This paper proposed an improved multi-objective orthogonal opposition version of the CSA called M2O-CSA. With maintaining the search strategy of CSA, M2O-CSA is introduced through incorporating CSA with a multi-orthogonal opposition strategy, an archive and a new updating mechanism based on Pareto solutions as the stored food sources. The proposed M2O-CSA algorithm is benchmarked on ten test instances including five unconstrained test suits and five constrained test suits. The results are assessed through some performance metrics as quantitative indicators such as GD, IGD, SP, and MS. The results are verified by comparisons with MOCSA and MOCSA algorithms. For further investigation, the proposed M2O-CSA is compared with some recent state-of-the-art algorithms. The obtained results prove that the proposed M2O-CSA is highly competitive or outperform the compared algorithms and it is insensitive to the high dimensional problems. Moreover, the proposed M2O-CSA algorithm was successfully investigated to tackle real engineering applications including four bar truss design, welded beam design, disk brake design, and speed reduced design.
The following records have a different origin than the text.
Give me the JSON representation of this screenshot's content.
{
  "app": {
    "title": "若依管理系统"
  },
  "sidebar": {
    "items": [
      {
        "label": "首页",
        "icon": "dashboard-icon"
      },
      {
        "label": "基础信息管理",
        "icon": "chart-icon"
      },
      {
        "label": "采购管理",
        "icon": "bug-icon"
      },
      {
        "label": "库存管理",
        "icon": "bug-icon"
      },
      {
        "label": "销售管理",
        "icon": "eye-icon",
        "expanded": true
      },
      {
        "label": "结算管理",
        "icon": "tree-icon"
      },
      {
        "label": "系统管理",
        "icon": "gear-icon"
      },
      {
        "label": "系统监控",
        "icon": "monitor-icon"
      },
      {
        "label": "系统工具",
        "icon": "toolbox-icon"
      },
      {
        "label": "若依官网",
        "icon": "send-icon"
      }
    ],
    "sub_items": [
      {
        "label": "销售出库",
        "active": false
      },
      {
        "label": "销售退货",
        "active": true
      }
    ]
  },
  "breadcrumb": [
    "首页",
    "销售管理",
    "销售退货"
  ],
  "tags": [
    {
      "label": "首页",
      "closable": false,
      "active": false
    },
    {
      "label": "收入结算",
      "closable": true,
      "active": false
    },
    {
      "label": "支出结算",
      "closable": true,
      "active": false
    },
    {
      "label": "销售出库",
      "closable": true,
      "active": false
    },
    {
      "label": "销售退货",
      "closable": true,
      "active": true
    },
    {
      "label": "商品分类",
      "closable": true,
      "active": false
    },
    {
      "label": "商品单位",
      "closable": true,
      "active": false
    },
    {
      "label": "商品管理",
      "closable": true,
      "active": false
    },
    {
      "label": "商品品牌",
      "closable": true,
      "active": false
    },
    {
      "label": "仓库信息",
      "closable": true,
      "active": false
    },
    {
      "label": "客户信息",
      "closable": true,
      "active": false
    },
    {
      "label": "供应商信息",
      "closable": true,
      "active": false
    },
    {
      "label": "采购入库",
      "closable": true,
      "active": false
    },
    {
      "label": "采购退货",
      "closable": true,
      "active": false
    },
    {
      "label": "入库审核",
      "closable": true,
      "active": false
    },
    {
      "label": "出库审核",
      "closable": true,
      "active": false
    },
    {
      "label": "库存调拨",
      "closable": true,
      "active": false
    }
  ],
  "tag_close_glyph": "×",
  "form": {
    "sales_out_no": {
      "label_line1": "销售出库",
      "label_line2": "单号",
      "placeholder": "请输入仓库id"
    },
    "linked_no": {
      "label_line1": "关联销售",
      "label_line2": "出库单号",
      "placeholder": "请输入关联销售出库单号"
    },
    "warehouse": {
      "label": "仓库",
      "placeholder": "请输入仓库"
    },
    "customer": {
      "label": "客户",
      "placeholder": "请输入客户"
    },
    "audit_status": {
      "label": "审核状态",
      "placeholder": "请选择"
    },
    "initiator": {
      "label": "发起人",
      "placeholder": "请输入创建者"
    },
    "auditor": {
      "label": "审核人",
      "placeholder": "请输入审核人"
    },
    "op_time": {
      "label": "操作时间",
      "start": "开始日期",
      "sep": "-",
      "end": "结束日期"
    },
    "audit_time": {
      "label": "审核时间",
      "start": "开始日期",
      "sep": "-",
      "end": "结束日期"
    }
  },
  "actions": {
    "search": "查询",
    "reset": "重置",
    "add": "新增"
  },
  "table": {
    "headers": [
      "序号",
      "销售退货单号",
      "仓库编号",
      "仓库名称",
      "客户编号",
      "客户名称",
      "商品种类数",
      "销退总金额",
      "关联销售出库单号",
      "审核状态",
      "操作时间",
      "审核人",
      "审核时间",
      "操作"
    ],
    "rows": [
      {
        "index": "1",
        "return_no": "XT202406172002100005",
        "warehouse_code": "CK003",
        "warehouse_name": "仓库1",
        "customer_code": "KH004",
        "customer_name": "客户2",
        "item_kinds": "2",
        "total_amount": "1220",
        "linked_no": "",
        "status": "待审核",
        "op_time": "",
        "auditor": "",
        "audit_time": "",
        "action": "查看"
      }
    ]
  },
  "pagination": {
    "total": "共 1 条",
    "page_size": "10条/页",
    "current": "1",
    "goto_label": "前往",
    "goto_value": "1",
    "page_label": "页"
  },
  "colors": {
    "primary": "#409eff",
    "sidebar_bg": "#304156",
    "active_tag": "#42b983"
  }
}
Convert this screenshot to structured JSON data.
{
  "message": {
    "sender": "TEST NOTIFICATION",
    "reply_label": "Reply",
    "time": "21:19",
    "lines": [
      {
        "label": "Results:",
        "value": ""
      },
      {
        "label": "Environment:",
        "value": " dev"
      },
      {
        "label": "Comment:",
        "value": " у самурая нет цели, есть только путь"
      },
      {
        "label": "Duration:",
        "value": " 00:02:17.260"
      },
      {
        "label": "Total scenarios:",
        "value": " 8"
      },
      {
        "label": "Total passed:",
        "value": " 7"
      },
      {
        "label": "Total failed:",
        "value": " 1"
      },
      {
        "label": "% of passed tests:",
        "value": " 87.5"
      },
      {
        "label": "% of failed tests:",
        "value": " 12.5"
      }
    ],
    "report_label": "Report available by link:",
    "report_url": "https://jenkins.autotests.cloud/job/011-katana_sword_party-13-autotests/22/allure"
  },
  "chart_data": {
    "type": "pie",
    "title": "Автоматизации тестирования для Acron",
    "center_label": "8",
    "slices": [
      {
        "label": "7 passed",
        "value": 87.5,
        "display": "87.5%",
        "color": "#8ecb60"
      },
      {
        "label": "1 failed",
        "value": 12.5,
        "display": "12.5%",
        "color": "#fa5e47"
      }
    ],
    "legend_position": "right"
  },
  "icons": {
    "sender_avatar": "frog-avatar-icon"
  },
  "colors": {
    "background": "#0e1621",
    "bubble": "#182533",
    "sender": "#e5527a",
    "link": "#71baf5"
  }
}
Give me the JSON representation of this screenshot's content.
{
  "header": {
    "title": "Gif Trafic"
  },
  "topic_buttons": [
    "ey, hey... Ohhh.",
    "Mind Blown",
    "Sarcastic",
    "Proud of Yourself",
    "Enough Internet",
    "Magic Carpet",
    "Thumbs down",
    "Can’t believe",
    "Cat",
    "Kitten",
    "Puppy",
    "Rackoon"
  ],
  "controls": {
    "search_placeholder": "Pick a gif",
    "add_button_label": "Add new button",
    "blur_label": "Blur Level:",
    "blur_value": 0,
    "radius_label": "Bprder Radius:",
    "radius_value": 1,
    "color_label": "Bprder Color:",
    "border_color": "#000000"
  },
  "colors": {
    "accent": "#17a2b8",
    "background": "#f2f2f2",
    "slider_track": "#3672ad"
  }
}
The results of M2O-CSA show the superiority over those reported by other methods, indicating that the proposed M2O-CSA algorithm has an improved convergence and coverage capabilities for these designs and can be a good alternative to effectively solve the multi-objective design tasks. In addition, qualitative results are demonstrated by visualizing the Pareto front for engineering design problems. Furthermore, the hesitance of the designer handled by introducing MOORA technique is to extract the compromise solution of the candidate design and therefore it provides a friendly-user system for designers.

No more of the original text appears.